Hipertensão arterial
A hipertensão arterial é geralmente secundária ao aumento do volume intravascular ou à libertação de renina.
No primeiro caso, pode ser preconizada a utilização de diuréticos ou a diálise.
Em casos de falência de resposta ou associados a renina sérica elevada, preconiza-se a administração de fármacos anti-hipertensores como antagonistas de canais de cálcio (amlodipina – 0,1-0,6 mg/kg/24h) ou betabloqueantes (propranolol – 0,5-8,0 mg/kg/24h ou labetalol – 0,5-8,0 mg/kg/24h), mas não de inibidores da enzima de conversão da angiotensina.
Nas formas graves sintomáticas e implicando tratamento urgente ou emergente pode utilizar-se infusão contínua de nicardipina (0,5-5,0 mcg/kg/minuto).
Terapêutica de substituição da função renal (TSFR)
A TSFR, englobando diversas modalidades – diálise peritoneal, hemodiálise, hemofiltração e hemodiafiltração – é utilizada quando as medidas de suporte anteriormente enumeradas não resolvem as complicações. O seu tipo será seleccionado individualmente e o início deve ser precoce, pois condiciona o prognóstico.
As indicações da TSR incluem:
- Anúria/oligúria;
- Sobrecarga de volume com evidência de hipertensão e/ou edema pulmonar refractário à terapêutica diurética;
- Hipercaliémia e acidose metabólica;
- Urémia sintomática/ureia > 100-150 mg/dL (pericardite, neuropatia, encefalopatia);
- Incapacidade de concretizar regime nutricional adequado tendo em conta a indispensável restrição de fluidos.
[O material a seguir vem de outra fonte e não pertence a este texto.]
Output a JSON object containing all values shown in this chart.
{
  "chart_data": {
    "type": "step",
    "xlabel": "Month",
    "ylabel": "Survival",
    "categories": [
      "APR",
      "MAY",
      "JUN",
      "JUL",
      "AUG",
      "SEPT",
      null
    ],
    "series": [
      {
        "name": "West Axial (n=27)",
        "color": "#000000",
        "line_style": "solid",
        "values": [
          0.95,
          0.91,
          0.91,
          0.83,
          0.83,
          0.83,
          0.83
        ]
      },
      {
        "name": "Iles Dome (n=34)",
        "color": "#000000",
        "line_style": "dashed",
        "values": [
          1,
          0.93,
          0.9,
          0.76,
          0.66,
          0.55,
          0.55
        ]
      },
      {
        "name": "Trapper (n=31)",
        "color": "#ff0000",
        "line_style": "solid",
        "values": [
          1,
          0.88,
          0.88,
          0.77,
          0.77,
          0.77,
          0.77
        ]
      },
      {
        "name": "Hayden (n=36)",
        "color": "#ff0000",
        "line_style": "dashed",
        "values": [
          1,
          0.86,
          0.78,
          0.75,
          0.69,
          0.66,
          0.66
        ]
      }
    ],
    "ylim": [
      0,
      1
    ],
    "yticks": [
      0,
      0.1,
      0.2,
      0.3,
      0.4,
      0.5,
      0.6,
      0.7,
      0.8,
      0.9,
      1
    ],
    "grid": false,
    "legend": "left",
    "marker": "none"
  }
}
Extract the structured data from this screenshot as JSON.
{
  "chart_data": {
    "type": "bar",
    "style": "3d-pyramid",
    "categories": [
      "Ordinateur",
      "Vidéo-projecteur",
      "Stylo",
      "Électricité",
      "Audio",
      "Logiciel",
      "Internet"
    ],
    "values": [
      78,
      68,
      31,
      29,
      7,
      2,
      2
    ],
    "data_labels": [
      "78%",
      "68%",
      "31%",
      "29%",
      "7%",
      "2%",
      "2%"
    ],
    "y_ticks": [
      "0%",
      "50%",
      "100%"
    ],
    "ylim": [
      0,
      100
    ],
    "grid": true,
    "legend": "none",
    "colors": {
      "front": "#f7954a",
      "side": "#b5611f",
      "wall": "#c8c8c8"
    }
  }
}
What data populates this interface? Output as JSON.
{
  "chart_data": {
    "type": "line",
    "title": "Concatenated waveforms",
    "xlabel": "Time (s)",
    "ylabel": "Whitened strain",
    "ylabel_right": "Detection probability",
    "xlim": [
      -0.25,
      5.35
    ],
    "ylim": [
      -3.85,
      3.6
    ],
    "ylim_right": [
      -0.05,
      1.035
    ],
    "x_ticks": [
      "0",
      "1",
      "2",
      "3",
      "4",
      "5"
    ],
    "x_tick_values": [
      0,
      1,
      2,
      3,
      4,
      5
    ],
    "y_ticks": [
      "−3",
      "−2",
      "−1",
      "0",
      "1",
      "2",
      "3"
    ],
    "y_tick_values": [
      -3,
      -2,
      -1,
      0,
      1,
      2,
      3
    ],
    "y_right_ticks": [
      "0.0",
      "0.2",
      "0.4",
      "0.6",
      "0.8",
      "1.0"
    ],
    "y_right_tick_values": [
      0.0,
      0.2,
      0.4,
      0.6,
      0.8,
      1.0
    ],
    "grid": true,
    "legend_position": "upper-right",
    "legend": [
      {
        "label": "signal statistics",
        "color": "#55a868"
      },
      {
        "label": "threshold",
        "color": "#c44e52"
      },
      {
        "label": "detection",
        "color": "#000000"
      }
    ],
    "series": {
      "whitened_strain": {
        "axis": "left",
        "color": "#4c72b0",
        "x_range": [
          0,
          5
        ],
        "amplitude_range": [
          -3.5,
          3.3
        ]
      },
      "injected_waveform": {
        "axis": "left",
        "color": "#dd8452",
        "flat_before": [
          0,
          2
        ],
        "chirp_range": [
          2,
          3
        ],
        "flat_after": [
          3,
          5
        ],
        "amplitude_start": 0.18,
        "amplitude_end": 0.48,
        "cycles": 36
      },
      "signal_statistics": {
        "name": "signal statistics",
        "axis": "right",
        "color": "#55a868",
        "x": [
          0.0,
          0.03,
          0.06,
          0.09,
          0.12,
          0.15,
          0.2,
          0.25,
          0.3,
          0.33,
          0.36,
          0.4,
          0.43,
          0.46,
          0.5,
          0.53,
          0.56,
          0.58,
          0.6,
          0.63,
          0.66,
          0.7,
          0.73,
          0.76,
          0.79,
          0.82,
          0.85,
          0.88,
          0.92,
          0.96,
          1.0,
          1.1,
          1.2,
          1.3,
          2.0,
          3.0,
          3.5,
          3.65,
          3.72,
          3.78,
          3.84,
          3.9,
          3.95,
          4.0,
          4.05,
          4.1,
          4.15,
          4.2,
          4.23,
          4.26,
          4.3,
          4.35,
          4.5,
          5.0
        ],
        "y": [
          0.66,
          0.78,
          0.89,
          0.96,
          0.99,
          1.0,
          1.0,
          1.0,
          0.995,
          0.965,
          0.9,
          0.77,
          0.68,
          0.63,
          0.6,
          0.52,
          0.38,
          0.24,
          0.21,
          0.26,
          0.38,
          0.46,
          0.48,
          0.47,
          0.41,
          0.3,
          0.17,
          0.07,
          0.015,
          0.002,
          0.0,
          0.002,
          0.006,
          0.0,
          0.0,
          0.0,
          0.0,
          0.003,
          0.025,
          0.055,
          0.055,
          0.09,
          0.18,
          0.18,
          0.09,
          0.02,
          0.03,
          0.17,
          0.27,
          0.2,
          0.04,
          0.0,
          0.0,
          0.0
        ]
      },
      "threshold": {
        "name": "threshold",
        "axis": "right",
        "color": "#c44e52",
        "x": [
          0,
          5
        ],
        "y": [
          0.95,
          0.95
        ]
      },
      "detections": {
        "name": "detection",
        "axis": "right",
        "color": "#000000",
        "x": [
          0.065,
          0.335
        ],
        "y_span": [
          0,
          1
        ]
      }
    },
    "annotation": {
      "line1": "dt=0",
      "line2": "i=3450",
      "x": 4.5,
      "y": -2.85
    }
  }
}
A retenção de fluidos, além de constituir o motivo principal para a instituição de TSFR, é considerada por si só um factor de mau prognóstico independente da LRA, mas directamente proporcional ao grau da mesma.
Dentro das diversas modalidades de TSFR, a diálise peritoneal continua a ser a mais utilizada pela fácil execução e pela relativamente baixa de complicações associadas.
Prognóstico
O prognóstico LRA depende da etiologia, gravidade, precocidade do diagnóstico e duração da lesão. A de causa pré-renal é potencialmente reversível e de excelente prognóstico. Pelo contrário, a de causa renal tem prognóstico reservado a avaliar pela taxa de mortalidade associada que pode atingir 25-50%.
São factores de mau prognóstico indiciando lesão renal permanente na idade adulta: oligoanúria, falência multiorgânica, instabilidade hemodinâmica, nefrouropatia congénita, necessidade de ventilação assistida e necessidade de TSFR.
Dada a elevada probabilidade de surgimento de doença renal crónica na sequência de LRA, esta última situação obriga à necessidade de seguimento contínuo especializado.
Em função do contexto clínico, o estudo dos biomarcadores séricos e urinários atrás citados poderão também contribuir para o prognóstico.